Zwei meiner Wände waren weiß, die anderen zwei hatten einen hellen Lilaton. Mein Bett stand unter dem Fenster, daneben war ein Regal voll mit Büchern. An meinem Geburtstag bekam ich immer eins von Gabriel geschenkt. Doch deshalb war es nicht so voll. Zwischendurch kaufte ich mir selber auch noch welche. Mein Neuste legte ich auf das Bett.

Dann ging ich zu meinem Kleiderschrank und nahm mir das schlichte weiße Kleid raus. Meine Arbeitskleidung. Sonst konnten wir tragen was wir wollten - wieder ein Vorteil, weil wir für Gabriel arbeiteten. Die anderen mussten immer ihre Dienst - oder Sklavenkleidung tragen. 

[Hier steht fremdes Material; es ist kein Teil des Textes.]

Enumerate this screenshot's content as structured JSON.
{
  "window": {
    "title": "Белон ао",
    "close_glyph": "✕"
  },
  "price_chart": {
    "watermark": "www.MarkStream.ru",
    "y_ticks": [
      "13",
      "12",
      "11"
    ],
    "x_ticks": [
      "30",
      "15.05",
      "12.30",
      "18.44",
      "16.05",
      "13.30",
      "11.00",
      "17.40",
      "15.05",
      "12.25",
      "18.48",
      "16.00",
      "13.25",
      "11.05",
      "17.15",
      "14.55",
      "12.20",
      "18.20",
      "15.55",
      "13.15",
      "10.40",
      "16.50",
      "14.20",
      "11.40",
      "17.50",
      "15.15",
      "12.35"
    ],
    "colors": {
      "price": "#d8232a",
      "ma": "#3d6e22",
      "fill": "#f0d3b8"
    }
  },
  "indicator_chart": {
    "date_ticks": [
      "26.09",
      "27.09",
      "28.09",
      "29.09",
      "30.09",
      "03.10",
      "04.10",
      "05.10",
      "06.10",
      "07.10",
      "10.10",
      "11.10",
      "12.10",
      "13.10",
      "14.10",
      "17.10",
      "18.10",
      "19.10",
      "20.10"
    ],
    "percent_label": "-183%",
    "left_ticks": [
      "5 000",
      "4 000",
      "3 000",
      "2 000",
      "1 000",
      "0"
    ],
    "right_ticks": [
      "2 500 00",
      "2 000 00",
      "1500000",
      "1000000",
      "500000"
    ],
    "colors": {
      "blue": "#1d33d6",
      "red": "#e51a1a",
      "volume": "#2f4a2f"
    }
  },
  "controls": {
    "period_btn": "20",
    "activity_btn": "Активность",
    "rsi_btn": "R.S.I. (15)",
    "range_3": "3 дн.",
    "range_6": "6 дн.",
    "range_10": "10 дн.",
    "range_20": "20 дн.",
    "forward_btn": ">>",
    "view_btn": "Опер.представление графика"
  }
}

Als ich es angezogen hatte betrachtete ich mich im Spiegel. Groß, komisches blondes Haar - ich denke, dass die Menschen sie sich früher gefärbt hätten - große, grau-grüne Augen und eine viel zu dünne Figur. Normalerweise müsste dieses Kleid mir eng am Körper anliegen, wie bei Cora, doch das tat es nicht. Einerseits lag es wahrscheinlich an den Genen, denn meine zwei Geschwister und meine Mutter sind ebenfalls verdammt dünn, andererseits kommt es wahrscheinlich auch davon, dass öfter nicht zum Essen komme, weil ich es entweder total vergesse, dann lese ich meistens, oder weil ich einfach keine Zeit habe.

Meine Haare waren brustlang und nicht wirklich Glatt. Es waren ganz leichte Locken. Ich band sie mir zu einem Pferdeschwanz, schlüpfte in meine ebenfalls weißen Ballerinas und öffnete dann die Tür. Es war zehn Uhr am Morgen und nun würde mein eigentlicher Arbeitstag beginnen.